Here are a few cases and stories I did not have time to write up but seemed either important or irritating enough to mention:
- Electronic Recording Pilot Program: Last month, the 'remote court reporting' bill AB3013 was signed into law, allowing the LA, Ventura, and San Diego trial courts to conduct pilot projects to study using remote court reporting to make verbatim transcripts. (Note: Don’t get too excited: past successful pilot programs still failed to get renewed.)
- Challenge to $15M punitives award deemed forfeited. The defendant failed to comply with its obligation to provide its financial information. But the plaintiff cobbled together a presentation at the punitives phase, with the jury returning an award of $15M. Result on appeal: by failing to respond, defendant forfeited its challenge that the amount was excessive. (Mosley v. Pacifica Bakersfield, L.P. (D5 Sep. 19, 2024 No. F084699) (nonpub. opn.).

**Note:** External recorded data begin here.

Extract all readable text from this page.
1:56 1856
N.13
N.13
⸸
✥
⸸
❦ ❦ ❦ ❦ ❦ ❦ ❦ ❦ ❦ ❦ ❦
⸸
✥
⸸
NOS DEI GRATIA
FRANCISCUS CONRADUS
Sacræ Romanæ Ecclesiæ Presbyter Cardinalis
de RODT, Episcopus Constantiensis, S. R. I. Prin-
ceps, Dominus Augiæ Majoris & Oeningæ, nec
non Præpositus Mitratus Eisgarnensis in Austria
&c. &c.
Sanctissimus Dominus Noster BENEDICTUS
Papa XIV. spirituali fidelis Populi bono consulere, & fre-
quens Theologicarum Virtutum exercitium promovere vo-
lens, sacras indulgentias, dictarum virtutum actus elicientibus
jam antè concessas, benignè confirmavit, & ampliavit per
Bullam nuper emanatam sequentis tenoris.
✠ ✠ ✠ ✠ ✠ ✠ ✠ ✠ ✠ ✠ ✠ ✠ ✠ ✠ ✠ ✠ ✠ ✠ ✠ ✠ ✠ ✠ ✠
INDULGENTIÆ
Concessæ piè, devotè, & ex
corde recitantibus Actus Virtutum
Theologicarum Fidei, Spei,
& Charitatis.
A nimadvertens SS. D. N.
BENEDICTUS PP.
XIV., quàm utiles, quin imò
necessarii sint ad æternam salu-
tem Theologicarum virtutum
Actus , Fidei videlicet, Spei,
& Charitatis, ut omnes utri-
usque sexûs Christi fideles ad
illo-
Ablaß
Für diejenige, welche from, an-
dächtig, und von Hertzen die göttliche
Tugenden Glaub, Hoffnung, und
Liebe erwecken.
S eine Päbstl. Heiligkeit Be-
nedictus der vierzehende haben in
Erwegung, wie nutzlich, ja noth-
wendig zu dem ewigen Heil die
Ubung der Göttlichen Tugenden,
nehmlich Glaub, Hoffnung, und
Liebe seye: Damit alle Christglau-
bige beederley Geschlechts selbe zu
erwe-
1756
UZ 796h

- En Banc Tribalism: The tribal jurisdiction case Lexington Ins. Co. v. Smith (CA9 Sep. 16, 2024) No. 22-35784, didn’t seem that interesting, and the court denied en banc review. But five judges joined Judge Bumatay’s dissent from the denial (called a “dissental”), and more surprising, the three panel members coauthored a concurrence in the denial, joined by a whopping 16 judges. Pretty rare for a case that doesn’t otherwise make news.

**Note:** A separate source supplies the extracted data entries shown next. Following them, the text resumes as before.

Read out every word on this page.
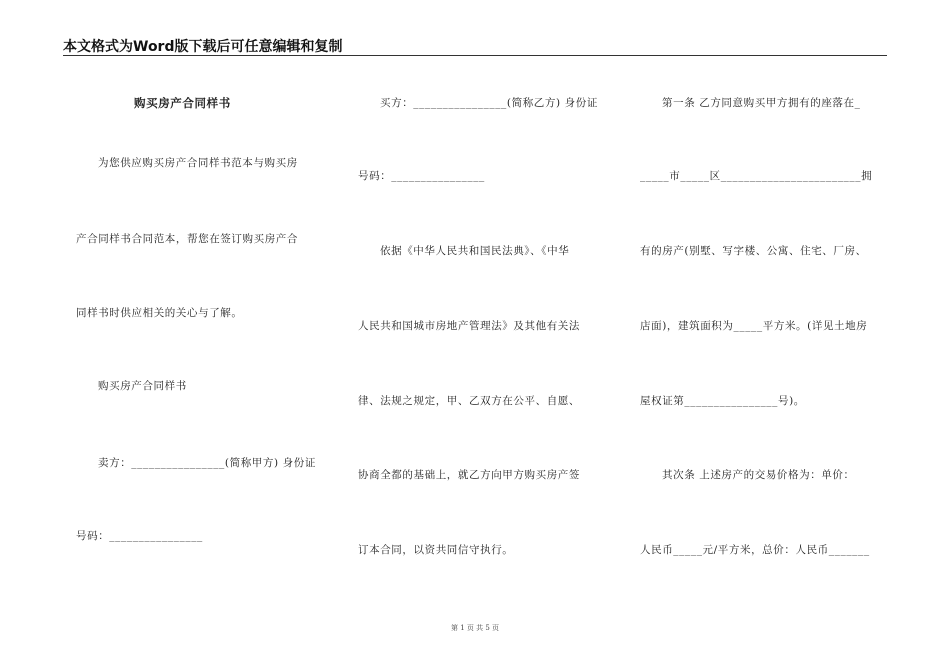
本文格式为Word版下载后可任意编辑和复制
购买房产合同样书
为您供应购买房产合同样书范本与购买房
产合同样书合同范本，帮您在签订购买房产合
同样书时供应相关的关心与了解。
购买房产合同样书
卖方：________________(简称甲方) 身份证
号码：________________
买方：________________(简称乙方) 身份证
号码：________________
依据《中华人民共和国民法典》、《中华
人民共和国城市房地产管理法》及其他有关法
律、法规之规定，甲、乙双方在公平、自愿、
协商全都的基础上，就乙方向甲方购买房产签
订本合同，以资共同信守执行。
第一条 乙方同意购买甲方拥有的座落在_
_____市_____区________________________拥
有的房产(别墅、写字楼、公寓、住宅、厂房、
店面)，建筑面积为_____平方米。(详见土地房
屋权证第________________号)。
其次条 上述房产的交易价格为：单价：
人民币_____元/平方米，总价：人民币_______
第 1 页 共 5 页
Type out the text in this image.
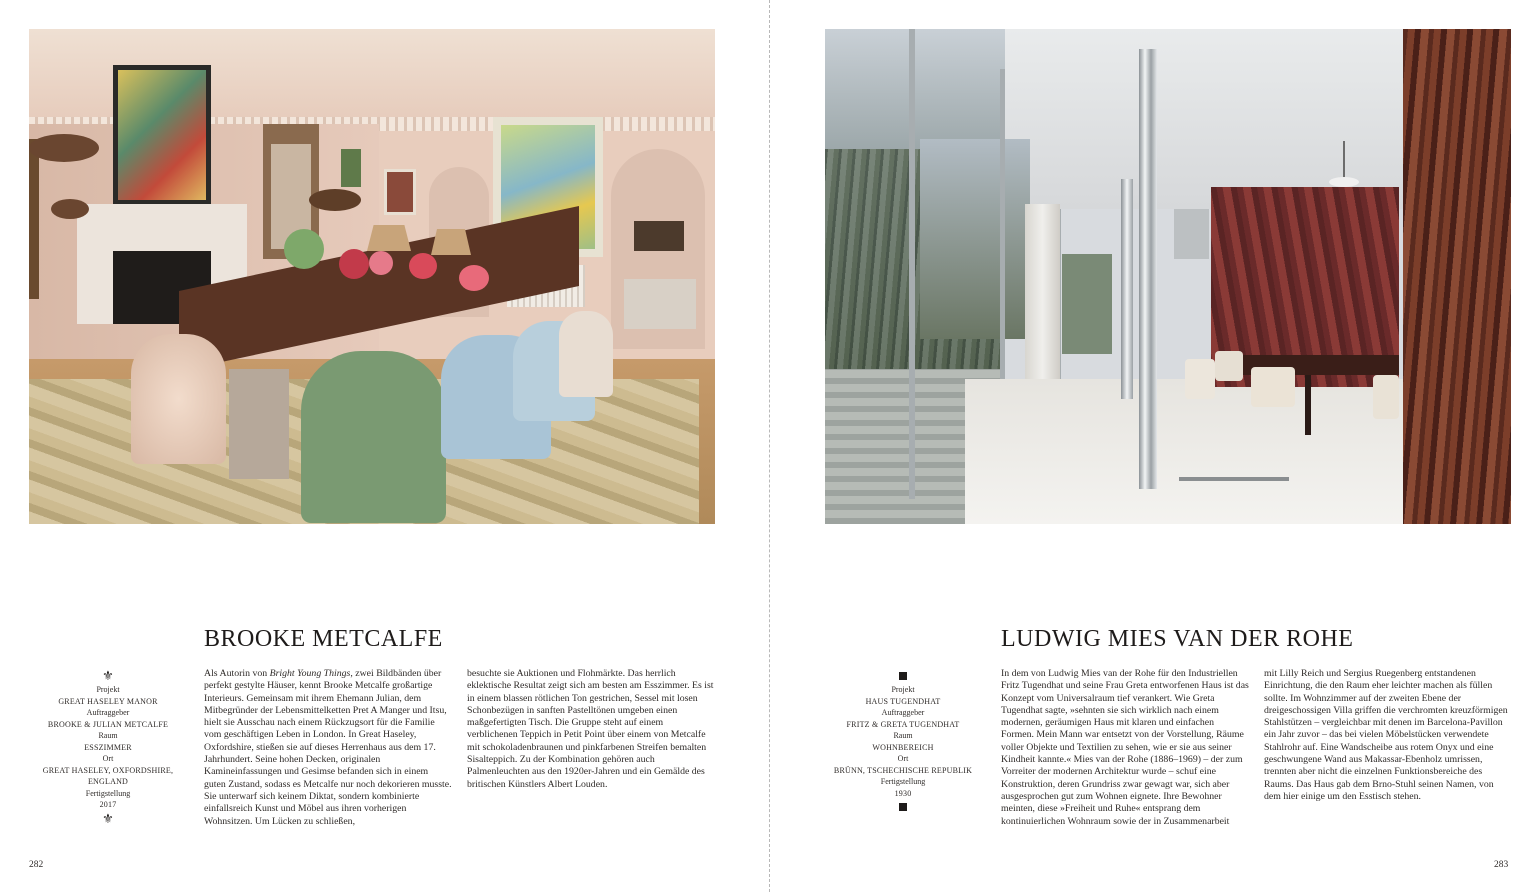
BROOKE METCALFE
⚜
Projekt
GREAT HASELEY MANOR
Auftraggeber
BROOKE & JULIAN METCALFE
Raum
ESSZIMMER
Ort
GREAT HASELEY, OXFORDSHIRE, ENGLAND
Fertigstellung
2017
⚜

Als Autorin von Bright Young Things, zwei Bildbänden über perfekt gestylte Häuser, kennt Brooke Metcalfe großartige Interieurs. Gemeinsam mit ihrem Ehemann Julian, dem Mitbegründer der Lebensmittelketten Pret A Manger und Itsu, hielt sie Ausschau nach einem Rückzugsort für die Familie vom geschäftigen Leben in London. In Great Haseley, Oxfordshire, stießen sie auf dieses Herrenhaus aus dem 17. Jahrhundert. Seine hohen Decken, originalen Kamineinfassungen und Gesimse befanden sich in einem guten Zustand, sodass es Metcalfe nur noch dekorieren musste. Sie unterwarf sich keinem Diktat, sondern kombinierte einfallsreich Kunst und Möbel aus ihren vorherigen Wohnsitzen. Um Lücken zu schließen,

besuchte sie Auktionen und Flohmärkte. Das herrlich eklektische Resultat zeigt sich am besten am Esszimmer. Es ist in einem blassen rötlichen Ton gestrichen, Sessel mit losen Schonbezügen in sanften Pastelltönen umgeben einen maßgefertigten Tisch. Die Gruppe steht auf einem verblichenen Teppich in Petit Point über einem von Metcalfe mit schokoladenbraunen und pinkfarbenen Streifen bemalten Sisalteppich. Zu der Kombination gehören auch Palmenleuchten aus den 1920er-Jahren und ein Gemälde des britischen Künstlers Albert Louden.

282
LUDWIG MIES VAN DER ROHE
Projekt
HAUS TUGENDHAT
Auftraggeber
FRITZ & GRETA TUGENDHAT
Raum
WOHNBEREICH
Ort
BRÜNN, TSCHECHISCHE REPUBLIK
Fertigstellung
1930

In dem von Ludwig Mies van der Rohe für den Industriellen Fritz Tugendhat und seine Frau Greta entworfenen Haus ist das Konzept vom Universalraum tief verankert. Wie Greta Tugendhat sagte, »sehnten sie sich wirklich nach einem modernen, geräumigen Haus mit klaren und einfachen Formen. Mein Mann war entsetzt von der Vorstellung, Räume voller Objekte und Textilien zu sehen, wie er sie aus seiner Kindheit kannte.« Mies van der Rohe (1886–1969) – der zum Vorreiter der modernen Architektur wurde – schuf eine Konstruktion, deren Grundriss zwar gewagt war, sich aber ausgesprochen gut zum Wohnen eignete. Ihre Bewohner meinten, diese »Freiheit und Ruhe« entsprang dem kontinuierlichen Wohnraum sowie der in Zusammenarbeit

mit Lilly Reich und Sergius Ruegenberg entstandenen Einrichtung, die den Raum eher leichter machen als füllen sollte. Im Wohnzimmer auf der zweiten Ebene der dreigeschossigen Villa griffen die verchromten kreuzförmigen Stahlstützen – vergleichbar mit denen im Barcelona-Pavillon ein Jahr zuvor – das bei vielen Möbelstücken verwendete Stahlrohr auf. Eine Wandscheibe aus rotem Onyx und eine geschwungene Wand aus Makassar-Ebenholz umrissen, trennten aber nicht die einzelnen Funktionsbereiche des Raums. Das Haus gab dem Brno-Stuhl seinen Namen, von dem hier einige um den Esstisch stehen.

283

- Indemnity Clause Is Not an Attorneys’ Fees Clause: In Hr E&I, Inc. v. Chang Ho Ahn (D1d1 Sep. 20, 2024 No. A168047) [nonpub. opn.], the court affirmed denial of attorneys’ fees. True, there was an indemnity clause calling for attorneys’ fees. But the indemnity clause only described recovery in third-party claims. Not in disputes among the contracting parties.

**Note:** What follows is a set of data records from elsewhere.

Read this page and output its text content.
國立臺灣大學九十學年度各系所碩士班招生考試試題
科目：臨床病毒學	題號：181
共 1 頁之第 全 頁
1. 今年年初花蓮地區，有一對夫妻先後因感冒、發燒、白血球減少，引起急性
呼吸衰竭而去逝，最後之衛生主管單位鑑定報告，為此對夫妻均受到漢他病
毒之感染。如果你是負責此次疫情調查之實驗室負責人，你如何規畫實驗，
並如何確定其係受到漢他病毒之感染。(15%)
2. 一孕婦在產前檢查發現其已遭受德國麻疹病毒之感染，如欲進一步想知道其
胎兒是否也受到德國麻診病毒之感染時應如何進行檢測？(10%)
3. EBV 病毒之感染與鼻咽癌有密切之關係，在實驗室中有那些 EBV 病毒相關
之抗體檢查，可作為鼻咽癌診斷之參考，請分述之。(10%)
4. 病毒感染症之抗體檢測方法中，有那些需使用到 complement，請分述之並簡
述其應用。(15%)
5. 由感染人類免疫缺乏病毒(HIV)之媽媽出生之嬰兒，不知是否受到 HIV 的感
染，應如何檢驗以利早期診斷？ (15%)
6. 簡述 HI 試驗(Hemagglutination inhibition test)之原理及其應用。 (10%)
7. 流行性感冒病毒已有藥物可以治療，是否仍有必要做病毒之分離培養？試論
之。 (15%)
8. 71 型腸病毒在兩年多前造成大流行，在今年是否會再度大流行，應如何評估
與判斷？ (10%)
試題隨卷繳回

- To Avoid Unjust Result, Unambiguous Statute Held Ambiguous: Wealthy father refuses to support his autistic adult child. His child gets some miserly government aid, and a statute clearly says that if you get government aid you can’t compel aid from the parent. But that’s a monstrous result so the panel in In re Marriage of Cady and Gamick (D2d1 Sep. 25, 2024 No. B326716) finds the statute to be ambiguous. Even when it’s clearly not. (Comment: In other cases when statute leads to a harsh result, the panel will call for the Legislature to fix the statute. But the panel here, having taken preventive action itself, leaves the sharp edge of the statute in place. But it did publish its opinion. It’s clearly the right result for these parties, but it leaves rather a mess of the statutes—anyone reading the statutes unaided by a copy of this opinion will come away with a totally opposite understanding.)